Given a non-negative function $\phi\colon\mathbb R^n\to\mathbb R$, which is in $C^k$, and define the set \begin{align} S:=\{x\in\mathbb R^k\colon \phi(x)>0\} \end{align} then can we say that $\partial S$ is of $C^k$, assuming that $S,S^c\ne\emptyset$?
The above has counterexamples, and I want to change the question as below.
The $\phi, S$ are as above and consider one connected component $\Omega$ of $S$, does $\Omega$ has $C^k$ boundary?
Let me convert my comments into an answer. First of all, given any closed subset $E\subset R^n$ there exists a $C^\infty$ function $f: R^n\to [0,\infty)$ such that $E=f^{−1}(0)$. See for instance here. In particular, the boundary of your set $S$ can be as bad as you wish, for instance, it can be the Koch snowflake or a Cantor subset of $R^2$, or the Menger curve in $R^3$, etc. In particular, even if you $S$ is connected, its boundary need not even be a topological manifold.
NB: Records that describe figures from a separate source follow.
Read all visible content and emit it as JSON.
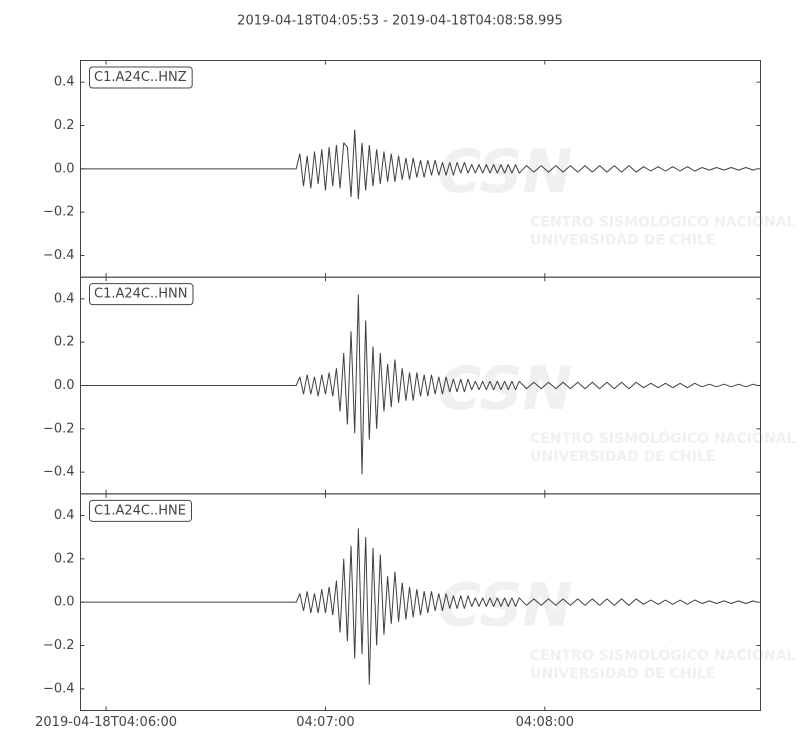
{
  "chart_data": {
    "type": "line",
    "layout": "stacked",
    "title": "2019-04-18T04:05:53  -  2019-04-18T04:08:58.995",
    "watermark": {
      "logo": "CSN",
      "lines": [
        "CENTRO SISMOLÓGICO NACIONAL",
        "UNIVERSIDAD DE CHILE"
      ]
    },
    "xlim": [
      "04:05:53",
      "04:08:58.995"
    ],
    "xticks": [
      {
        "value": "04:06:00",
        "label": "2019-04-18T04:06:00"
      },
      "04:07:00",
      "04:08:00"
    ],
    "ylim": [
      -0.5,
      0.5
    ],
    "yticks": [
      0.4,
      0.2,
      {
        "value": 0,
        "label": "0.0"
      },
      {
        "value": -0.2,
        "label": "−0.2"
      },
      {
        "value": -0.4,
        "label": "−0.4"
      }
    ],
    "x": [
      "04:05:53",
      "04:06:52",
      "04:06:53",
      "04:06:54",
      "04:06:55",
      "04:06:56",
      "04:06:57",
      "04:06:58",
      "04:06:59",
      "04:07:00",
      "04:07:01",
      "04:07:02",
      "04:07:03",
      "04:07:04",
      "04:07:05",
      "04:07:06",
      "04:07:07",
      "04:07:08",
      "04:07:09",
      "04:07:10",
      "04:07:11",
      "04:07:12",
      "04:07:13",
      "04:07:14",
      "04:07:15",
      "04:07:16",
      "04:07:17",
      "04:07:18",
      "04:07:19",
      "04:07:20",
      "04:07:21",
      "04:07:22",
      "04:07:23",
      "04:07:24",
      "04:07:25",
      "04:07:26",
      "04:07:27",
      "04:07:28",
      "04:07:29",
      "04:07:30",
      "04:07:31",
      "04:07:32",
      "04:07:33",
      "04:07:34",
      "04:07:35",
      "04:07:36",
      "04:07:37",
      "04:07:38",
      "04:07:39",
      "04:07:40",
      "04:07:41",
      "04:07:42",
      "04:07:43",
      "04:07:44",
      "04:07:45",
      "04:07:46",
      "04:07:47",
      "04:07:48",
      "04:07:49",
      "04:07:50",
      "04:07:51",
      "04:07:52",
      "04:07:53",
      "04:07:55",
      "04:07:57",
      "04:07:59",
      "04:08:01",
      "04:08:03",
      "04:08:05",
      "04:08:07",
      "04:08:09",
      "04:08:11",
      "04:08:13",
      "04:08:15",
      "04:08:17",
      "04:08:19",
      "04:08:21",
      "04:08:23",
      "04:08:25",
      "04:08:27",
      "04:08:29",
      "04:08:31",
      "04:08:33",
      "04:08:35",
      "04:08:37",
      "04:08:39",
      "04:08:41",
      "04:08:43",
      "04:08:45",
      "04:08:47",
      "04:08:49",
      "04:08:51",
      "04:08:53",
      "04:08:55",
      "04:08:57",
      "04:08:58"
    ],
    "series": [
      {
        "name": "C1.A24C..HNZ",
        "color": "#404040",
        "values": [
          0,
          0,
          0.07,
          -0.08,
          0.06,
          -0.09,
          0.08,
          -0.07,
          0.09,
          -0.1,
          0.1,
          -0.08,
          0.11,
          -0.09,
          0.12,
          0.1,
          -0.13,
          0.18,
          -0.14,
          0.12,
          -0.1,
          0.11,
          -0.08,
          0.09,
          -0.07,
          0.08,
          -0.06,
          0.07,
          -0.06,
          0.06,
          -0.05,
          0.05,
          -0.05,
          0.05,
          -0.04,
          0.04,
          -0.04,
          0.04,
          -0.03,
          0.04,
          -0.03,
          0.03,
          -0.03,
          0.03,
          -0.03,
          0.03,
          -0.02,
          0.03,
          -0.02,
          0.02,
          -0.02,
          0.02,
          -0.02,
          0.02,
          -0.02,
          0.02,
          -0.02,
          0.02,
          -0.02,
          0.02,
          -0.02,
          0.02,
          -0.02,
          0.015,
          -0.015,
          0.015,
          -0.015,
          0.015,
          -0.015,
          0.015,
          -0.015,
          0.015,
          -0.015,
          0.015,
          -0.015,
          0.015,
          -0.015,
          0.015,
          -0.015,
          0.01,
          -0.01,
          0.01,
          -0.01,
          0.01,
          -0.01,
          0.01,
          -0.01,
          0.006,
          -0.006,
          0.006,
          -0.006,
          0.006,
          -0.006,
          0.006,
          -0.006,
          0
        ]
      },
      {
        "name": "C1.A24C..HNN",
        "color": "#404040",
        "values": [
          0,
          0,
          0.04,
          -0.04,
          0.05,
          -0.04,
          0.04,
          -0.05,
          0.05,
          -0.04,
          0.06,
          -0.05,
          0.08,
          -0.12,
          0.15,
          -0.18,
          0.25,
          -0.22,
          0.42,
          -0.41,
          0.3,
          -0.25,
          0.18,
          -0.2,
          0.15,
          -0.12,
          0.1,
          -0.1,
          0.12,
          -0.08,
          0.08,
          -0.07,
          0.06,
          -0.07,
          0.06,
          -0.05,
          0.05,
          -0.05,
          0.05,
          -0.04,
          0.04,
          -0.04,
          0.04,
          -0.03,
          0.03,
          -0.03,
          0.03,
          -0.03,
          0.03,
          -0.02,
          0.02,
          -0.02,
          0.02,
          -0.02,
          0.02,
          -0.02,
          0.02,
          -0.02,
          0.02,
          -0.02,
          0.02,
          -0.02,
          0.02,
          -0.015,
          0.015,
          -0.015,
          0.015,
          -0.015,
          0.015,
          -0.015,
          0.015,
          -0.015,
          0.015,
          -0.015,
          0.015,
          -0.015,
          0.015,
          -0.015,
          0.015,
          -0.01,
          0.01,
          -0.01,
          0.01,
          -0.01,
          0.01,
          -0.01,
          0.01,
          -0.006,
          0.006,
          -0.006,
          0.006,
          -0.006,
          0.006,
          -0.006,
          0.006,
          0
        ]
      },
      {
        "name": "C1.A24C..HNE",
        "color": "#404040",
        "values": [
          0,
          0,
          0.04,
          -0.04,
          0.05,
          -0.05,
          0.04,
          -0.05,
          0.06,
          -0.05,
          0.07,
          -0.06,
          0.1,
          -0.14,
          0.2,
          -0.18,
          0.26,
          -0.26,
          0.34,
          -0.24,
          0.3,
          -0.38,
          0.25,
          -0.2,
          0.22,
          -0.15,
          0.12,
          -0.1,
          0.14,
          -0.09,
          0.09,
          -0.08,
          0.07,
          -0.07,
          0.06,
          -0.06,
          0.05,
          -0.05,
          0.05,
          -0.04,
          0.04,
          -0.04,
          0.04,
          -0.03,
          0.03,
          -0.03,
          0.03,
          -0.03,
          0.03,
          -0.02,
          0.02,
          -0.02,
          0.02,
          -0.02,
          0.02,
          -0.02,
          0.02,
          -0.02,
          0.02,
          -0.02,
          0.02,
          -0.02,
          0.02,
          -0.015,
          0.015,
          -0.015,
          0.015,
          -0.015,
          0.015,
          -0.015,
          0.015,
          -0.015,
          0.015,
          -0.015,
          0.015,
          -0.015,
          0.015,
          -0.015,
          0.015,
          -0.01,
          0.01,
          -0.01,
          0.01,
          -0.01,
          0.01,
          -0.01,
          0.01,
          -0.006,
          0.006,
          -0.006,
          0.006,
          -0.006,
          0.006,
          -0.006,
          0.006,
          0
        ]
      }
    ]
  }
}
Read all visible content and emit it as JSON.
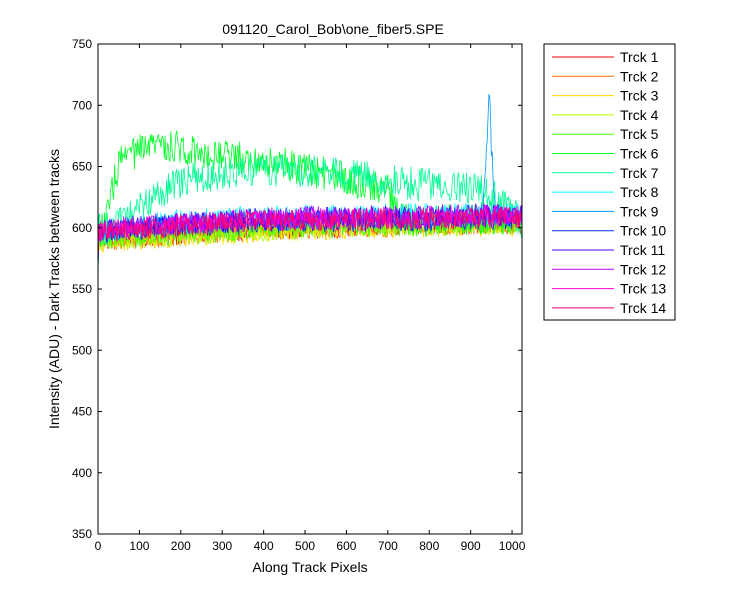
{
  "chart_data": {
    "type": "line",
    "title": "091120_Carol_Bob\\one_fiber5.SPE",
    "xlabel": "Along Track Pixels",
    "ylabel": "Intensity (ADU) - Dark Tracks between tracks",
    "xlim": [
      0,
      1024
    ],
    "ylim": [
      350,
      750
    ],
    "xticks": [
      0,
      100,
      200,
      300,
      400,
      500,
      600,
      700,
      800,
      900,
      1000
    ],
    "yticks": [
      350,
      400,
      450,
      500,
      550,
      600,
      650,
      700,
      750
    ],
    "grid": false,
    "legend_position": "outside-top-right",
    "series": [
      {
        "name": "Trck 1",
        "color": "#ff0000",
        "x": [
          0,
          100,
          200,
          300,
          400,
          500,
          600,
          700,
          800,
          900,
          1024
        ],
        "y": [
          590,
          593,
          595,
          597,
          599,
          600,
          601,
          602,
          603,
          603,
          604
        ]
      },
      {
        "name": "Trck 2",
        "color": "#ff6e00",
        "x": [
          0,
          100,
          200,
          300,
          400,
          500,
          600,
          700,
          800,
          900,
          1024
        ],
        "y": [
          590,
          592,
          594,
          596,
          598,
          600,
          601,
          601,
          602,
          603,
          603
        ]
      },
      {
        "name": "Trck 3",
        "color": "#ffdc00",
        "x": [
          0,
          100,
          200,
          300,
          400,
          500,
          600,
          700,
          800,
          900,
          1024
        ],
        "y": [
          588,
          591,
          593,
          595,
          597,
          598,
          599,
          600,
          601,
          602,
          602
        ]
      },
      {
        "name": "Trck 4",
        "color": "#b4ff00",
        "x": [
          0,
          100,
          200,
          300,
          400,
          500,
          600,
          700,
          800,
          900,
          1024
        ],
        "y": [
          589,
          592,
          594,
          596,
          598,
          599,
          600,
          601,
          602,
          602,
          603
        ]
      },
      {
        "name": "Trck 5",
        "color": "#46ff00",
        "x": [
          0,
          100,
          200,
          300,
          400,
          500,
          600,
          700,
          800,
          900,
          1024
        ],
        "y": [
          591,
          593,
          595,
          597,
          599,
          600,
          601,
          602,
          603,
          604,
          604
        ]
      },
      {
        "name": "Trck 6",
        "color": "#00ff28",
        "x": [
          0,
          20,
          40,
          60,
          100,
          150,
          200,
          250,
          300,
          350,
          400,
          450,
          500,
          550,
          600,
          650,
          700,
          720,
          760,
          800,
          900,
          1024
        ],
        "y": [
          595,
          605,
          640,
          658,
          662,
          668,
          665,
          662,
          660,
          657,
          655,
          652,
          648,
          644,
          640,
          636,
          632,
          612,
          605,
          606,
          607,
          608
        ]
      },
      {
        "name": "Trck 7",
        "color": "#00ff96",
        "x": [
          0,
          30,
          60,
          90,
          130,
          180,
          230,
          300,
          350,
          400,
          450,
          500,
          550,
          600,
          650,
          700,
          750,
          800,
          850,
          900,
          940,
          1024
        ],
        "y": [
          598,
          600,
          603,
          612,
          625,
          633,
          640,
          645,
          647,
          648,
          647,
          646,
          645,
          643,
          641,
          638,
          636,
          635,
          633,
          631,
          630,
          604
        ]
      },
      {
        "name": "Trck 8",
        "color": "#00ffff",
        "x": [
          0,
          100,
          200,
          300,
          400,
          500,
          600,
          700,
          800,
          900,
          1024
        ],
        "y": [
          597,
          602,
          606,
          608,
          609,
          610,
          610,
          611,
          611,
          611,
          611
        ]
      },
      {
        "name": "Trck 9",
        "color": "#0096ff",
        "x": [
          0,
          100,
          200,
          300,
          400,
          500,
          600,
          700,
          800,
          900,
          930,
          940,
          945,
          950,
          960,
          1024
        ],
        "y": [
          596,
          600,
          603,
          605,
          606,
          607,
          607,
          608,
          608,
          609,
          612,
          680,
          712,
          665,
          610,
          608
        ]
      },
      {
        "name": "Trck 10",
        "color": "#0028ff",
        "x": [
          0,
          100,
          200,
          300,
          400,
          500,
          600,
          700,
          800,
          900,
          1024
        ],
        "y": [
          595,
          599,
          601,
          603,
          604,
          605,
          605,
          606,
          606,
          607,
          607
        ]
      },
      {
        "name": "Trck 11",
        "color": "#4600ff",
        "x": [
          0,
          100,
          200,
          300,
          400,
          500,
          600,
          700,
          800,
          900,
          1024
        ],
        "y": [
          597,
          601,
          603,
          605,
          607,
          608,
          608,
          609,
          609,
          610,
          610
        ]
      },
      {
        "name": "Trck 12",
        "color": "#b400ff",
        "x": [
          0,
          100,
          200,
          300,
          400,
          500,
          600,
          700,
          800,
          900,
          1024
        ],
        "y": [
          598,
          602,
          604,
          606,
          608,
          609,
          609,
          610,
          610,
          611,
          611
        ]
      },
      {
        "name": "Trck 13",
        "color": "#ff00dc",
        "x": [
          0,
          100,
          200,
          300,
          400,
          500,
          600,
          700,
          800,
          900,
          1024
        ],
        "y": [
          597,
          600,
          602,
          604,
          606,
          607,
          607,
          608,
          608,
          609,
          609
        ]
      },
      {
        "name": "Trck 14",
        "color": "#ff006e",
        "x": [
          0,
          100,
          200,
          300,
          400,
          500,
          600,
          700,
          800,
          900,
          1024
        ],
        "y": [
          596,
          599,
          601,
          603,
          605,
          606,
          606,
          607,
          607,
          608,
          608
        ]
      }
    ]
  }
}
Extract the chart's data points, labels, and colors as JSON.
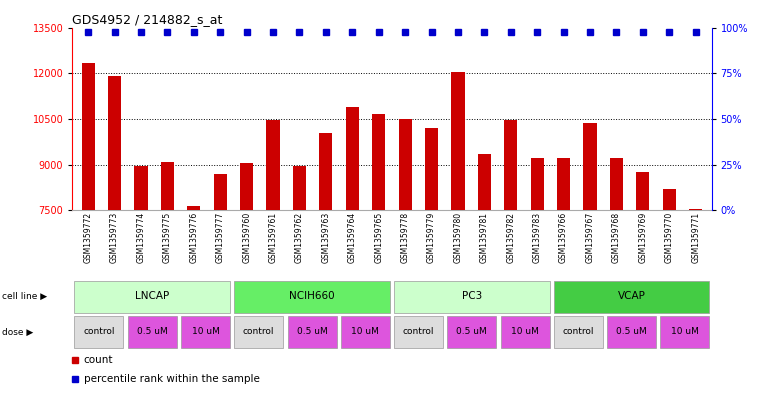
{
  "title": "GDS4952 / 214882_s_at",
  "samples": [
    "GSM1359772",
    "GSM1359773",
    "GSM1359774",
    "GSM1359775",
    "GSM1359776",
    "GSM1359777",
    "GSM1359760",
    "GSM1359761",
    "GSM1359762",
    "GSM1359763",
    "GSM1359764",
    "GSM1359765",
    "GSM1359778",
    "GSM1359779",
    "GSM1359780",
    "GSM1359781",
    "GSM1359782",
    "GSM1359783",
    "GSM1359766",
    "GSM1359767",
    "GSM1359768",
    "GSM1359769",
    "GSM1359770",
    "GSM1359771"
  ],
  "counts": [
    12350,
    11900,
    8950,
    9100,
    7650,
    8700,
    9050,
    10450,
    8950,
    10050,
    10900,
    10650,
    10500,
    10200,
    12050,
    9350,
    10450,
    9200,
    9200,
    10350,
    9200,
    8750,
    8200,
    7550
  ],
  "bar_color": "#cc0000",
  "dot_color": "#0000cc",
  "ylim_left": [
    7500,
    13500
  ],
  "yticks_left": [
    7500,
    9000,
    10500,
    12000,
    13500
  ],
  "ylim_right": [
    0,
    100
  ],
  "yticks_right": [
    0,
    25,
    50,
    75,
    100
  ],
  "yticklabels_right": [
    "0%",
    "25%",
    "50%",
    "75%",
    "100%"
  ],
  "cell_lines": [
    {
      "name": "LNCAP",
      "start": 0,
      "end": 6,
      "color_light": "#ccffcc",
      "color_dark": "#88ee88"
    },
    {
      "name": "NCIH660",
      "start": 6,
      "end": 12,
      "color_light": "#77dd77",
      "color_dark": "#44bb44"
    },
    {
      "name": "PC3",
      "start": 12,
      "end": 18,
      "color_light": "#ccffcc",
      "color_dark": "#88ee88"
    },
    {
      "name": "VCAP",
      "start": 18,
      "end": 24,
      "color_light": "#55cc55",
      "color_dark": "#22aa22"
    }
  ],
  "dose_groups": [
    {
      "name": "control",
      "start": 0,
      "end": 2,
      "bg": "#dddddd"
    },
    {
      "name": "0.5 uM",
      "start": 2,
      "end": 4,
      "bg": "#dd55dd"
    },
    {
      "name": "10 uM",
      "start": 4,
      "end": 6,
      "bg": "#dd55dd"
    },
    {
      "name": "control",
      "start": 6,
      "end": 8,
      "bg": "#dddddd"
    },
    {
      "name": "0.5 uM",
      "start": 8,
      "end": 10,
      "bg": "#dd55dd"
    },
    {
      "name": "10 uM",
      "start": 10,
      "end": 12,
      "bg": "#dd55dd"
    },
    {
      "name": "control",
      "start": 12,
      "end": 14,
      "bg": "#dddddd"
    },
    {
      "name": "0.5 uM",
      "start": 14,
      "end": 16,
      "bg": "#dd55dd"
    },
    {
      "name": "10 uM",
      "start": 16,
      "end": 18,
      "bg": "#dd55dd"
    },
    {
      "name": "control",
      "start": 18,
      "end": 20,
      "bg": "#dddddd"
    },
    {
      "name": "0.5 uM",
      "start": 20,
      "end": 22,
      "bg": "#dd55dd"
    },
    {
      "name": "10 uM",
      "start": 22,
      "end": 24,
      "bg": "#dd55dd"
    }
  ],
  "bg_color": "#ffffff"
}
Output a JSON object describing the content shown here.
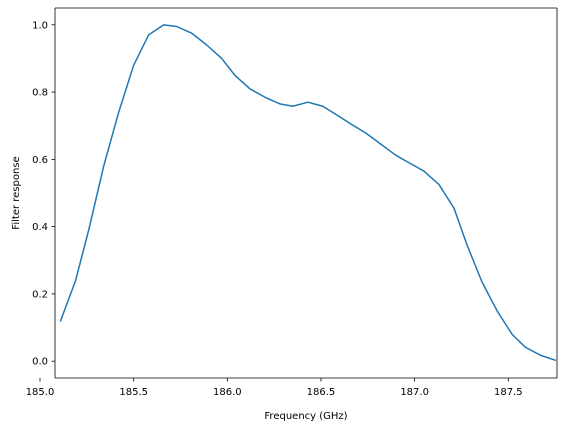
{
  "chart_data": {
    "type": "line",
    "title": "",
    "xlabel": "Frequency (GHz)",
    "ylabel": "Filter response",
    "xlim": [
      185.08,
      187.76
    ],
    "ylim": [
      -0.05,
      1.05
    ],
    "xticks": [
      185.0,
      185.5,
      186.0,
      186.5,
      187.0,
      187.5
    ],
    "xtick_labels": [
      "185.0",
      "185.5",
      "186.0",
      "186.5",
      "187.0",
      "187.5"
    ],
    "yticks": [
      0.0,
      0.2,
      0.4,
      0.6,
      0.8,
      1.0
    ],
    "ytick_labels": [
      "0.0",
      "0.2",
      "0.4",
      "0.6",
      "0.8",
      "1.0"
    ],
    "grid": false,
    "series": [
      {
        "color": "#1f77b4",
        "x": [
          185.11,
          185.19,
          185.26,
          185.34,
          185.42,
          185.5,
          185.58,
          185.66,
          185.73,
          185.81,
          185.89,
          185.97,
          186.04,
          186.12,
          186.2,
          186.28,
          186.35,
          186.43,
          186.51,
          186.59,
          186.66,
          186.74,
          186.82,
          186.9,
          186.97,
          187.05,
          187.13,
          187.21,
          187.28,
          187.36,
          187.44,
          187.52,
          187.59,
          187.67,
          187.75
        ],
        "y": [
          0.12,
          0.24,
          0.39,
          0.58,
          0.74,
          0.88,
          0.97,
          1.0,
          0.995,
          0.975,
          0.94,
          0.9,
          0.85,
          0.81,
          0.785,
          0.765,
          0.758,
          0.77,
          0.758,
          0.73,
          0.705,
          0.678,
          0.645,
          0.612,
          0.59,
          0.565,
          0.525,
          0.455,
          0.345,
          0.235,
          0.15,
          0.08,
          0.042,
          0.018,
          0.003
        ]
      }
    ]
  }
}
The "correct" assumption to make is that $0$ is a regular value of $f$, i.e. for every $x\in f^{-1}(0)$, $\nabla f(x)\ne 0$. Then the Implicit Function Theorem will imply that $f^{-1}(0)$ is a smooth submanifold of dimension $n-1$. See for instance this wikipedia article. My favorite reference for this staff is Guillemin and Pollack "Differential Topology". You then can prove (quite easily) that $$ f^{-1}(0)= \partial S, $$ where $S=\{x: f(x)>0\}$.